Кормили нас вкусно и вполне достаточно по всем нормам, но почему-то всегда хотелось есть. Наверное, потому, что физическую нагрузку, которую мы получали на занятиях, нельзя было сравнить с домашней. Кроме того, в столовой, сидя за длинным столом, покрытым клеенкой, как-то по-другому себя чувствовали, свободнее, что ли? Там и пошутить можно, и разыграть кого-нибудь из своих или из соседнего взвода.
Незаметно пролетел первый месяц. Да нет, конечно, все было в этот месяц. И грусть страшная, с болью, чуть не до слез, особенно в воскресенья — дни свободные от занятий. Частенько в голове было одно: дом и дом. Письма, даже часто приходившие, приносили тепло только тогда, когда их первый раз брал в руки. А прочитаешь, и так становится больно, тоскливо, хоть волком вой.
Но когда были занятия, специальная ли подготовка по основам криминалистики, тактика ли, строевая подготовка или физкультура, скучать было некогда.
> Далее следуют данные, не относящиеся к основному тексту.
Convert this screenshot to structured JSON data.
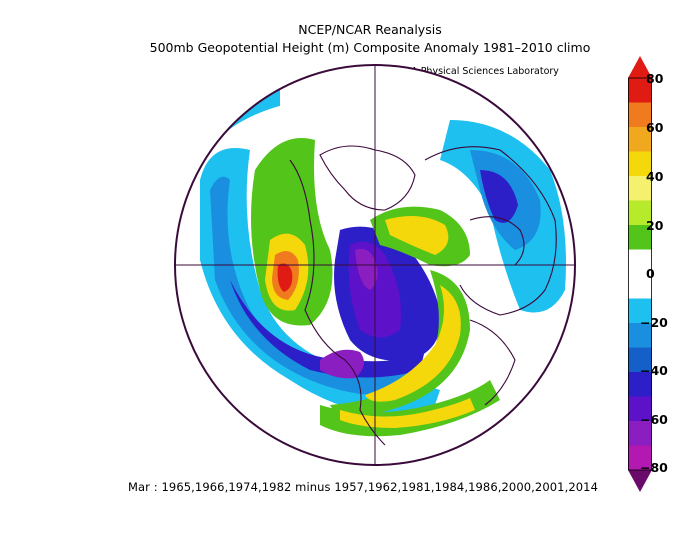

Да, мы учились быть солдатами границы.
Из письма домой 5 декабря 1940 года:
Первый месяц занимались или в казарме, или недалеко за городом, но не близ границы. Ее мы пока не видели. Рассказали нам командиры, что город Перемышль разделен рекой Сан на две части — восточную и западную. Вот Сан и был границей. Город этот древний, основан был еще в X веке, а в сентябре 1939 года его западная часть, как и часть Польши, входила в «Зону государственных интересов Германии». Восточная часть стала советской. Через Сан был мост, соединяющий эти две части одного города двух разных государств. По мосту ходили поезда — торговали с Германией честь по чести, как и следовало странам, подписавшим договор о дружбе, пакт о ненападении…
В город нас пока еще не пускали, хотя по выходным дням и полагалось увольнение. Говорили командиры, что позже разрешат, когда ума-разума наберемся, и только группой, ни в коем случае не по одному.
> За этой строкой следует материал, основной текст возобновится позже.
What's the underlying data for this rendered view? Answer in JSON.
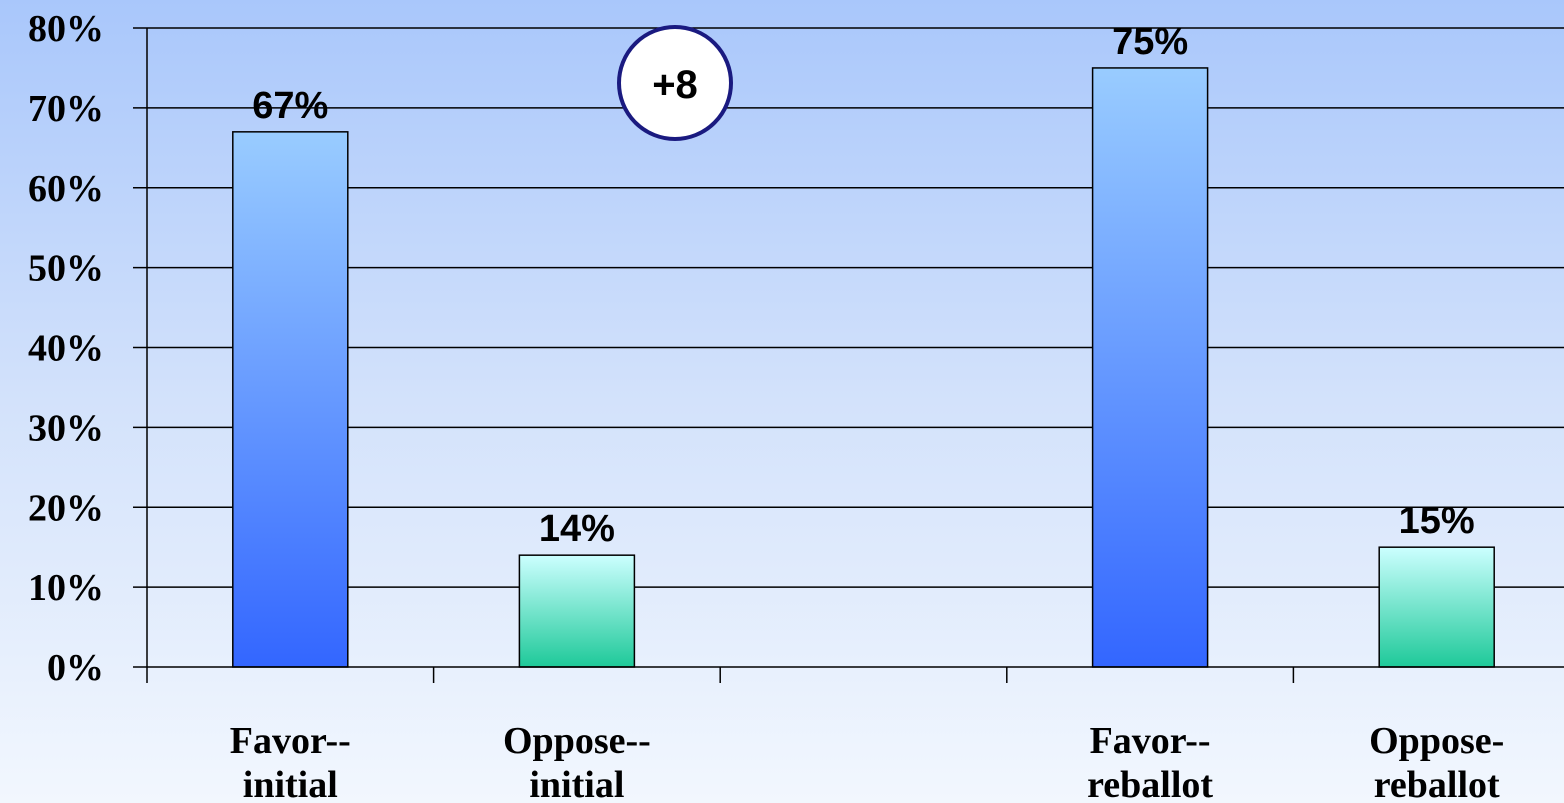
{
  "chart_data": {
    "type": "bar",
    "title": "",
    "xlabel": "",
    "ylabel": "",
    "ylim": [
      0,
      80
    ],
    "y_ticks": [
      0,
      10,
      20,
      30,
      40,
      50,
      60,
      70,
      80
    ],
    "y_tick_format": "{v}%",
    "grid": true,
    "categories": [
      {
        "label": [
          "Favor--",
          "initial"
        ],
        "value": 67,
        "label_text": "67%",
        "style": "favor"
      },
      {
        "label": [
          "Oppose--",
          "initial"
        ],
        "value": 14,
        "label_text": "14%",
        "style": "oppose"
      },
      {
        "label": [
          "",
          ""
        ],
        "value": null,
        "label_text": "",
        "style": "empty"
      },
      {
        "label": [
          "Favor--",
          "reballot"
        ],
        "value": 75,
        "label_text": "75%",
        "style": "favor"
      },
      {
        "label": [
          "Oppose-",
          "reballot"
        ],
        "value": 15,
        "label_text": "15%",
        "style": "oppose"
      }
    ],
    "annotation": {
      "text": "+8"
    },
    "colors": {
      "favor_top": "#99ccff",
      "favor_bottom": "#3366ff",
      "oppose_top": "#ccffff",
      "oppose_bottom": "#1ec999",
      "badge_border": "#1a1a80",
      "grid": "#000000"
    }
  }
}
— Опасно в городе. Убить могут. Вот когда год назад тут были части Красной армии, их большевиками звали, а нас, пограничников, коммунистами зовут и не любят.
— Это почему же так?
— А потому, что Красная армия их освободила, а пограничники границу установили, но ведь родственники-то на другой стороне, в той части города остались, а кто через границу, через реку в ту часть попытались пробираться — стреляли…
Да, в город нас не пускали, и мне его и увидеть-то не пришлось. Не пускали, зеленые вы еще! Так нас командир отделения называл.
— Ну и что? Да, зеленые. И петлички вот тоже зеленые, а у вас фуражка…
— Вот то-то и оно, что у вас… Вот когда вам фуражки выдадут, тогда настоящими пограничниками станете, тогда порядок…
— А когда фуражки нам дадут?
— Не на зиму же. Сами понятие должны иметь. Ясно? Откровенно говоря, зеленые фуражки были предметом дикой зависти. Причем командиры не удовлетворялись стандартной формой этого армейского атрибута и где-то перешивали их на свой манер. И форма тульи была чуть не такой, и козырек не горбился перед носом, а лихо торчал прямой лопаточкой. Это был элемент самодеятельности, но, очевидно, допускался. Красивые были те фуражки, и уж совсем не похожие на те, которые сегодня украшают наших офицеров. К зиме стало заметно, что не только фуражки, но и буденовки у наших командиров на голове сидят ловко и уверенно. Особенно у нашего командира взвода лейтенанта Носикова.
Почему-то казалось, что и его фуражка, и буденовка были особенно красивы. Наверное, не только это привлекало, но и то, как он артистично вскидывал руку к козырьку, показывая, как надо отдавать честь, или как красиво, ловко в его руках играла винтовка с примкну-тым штыком, когда он громко и четко командовал сам себе на занятиях: «На пле-чо! Раз-два!», «На ру-ку! Раз-два!», «К но-ге! Раз-два!» Это называлось делать «руж-приемы». Это было красиво.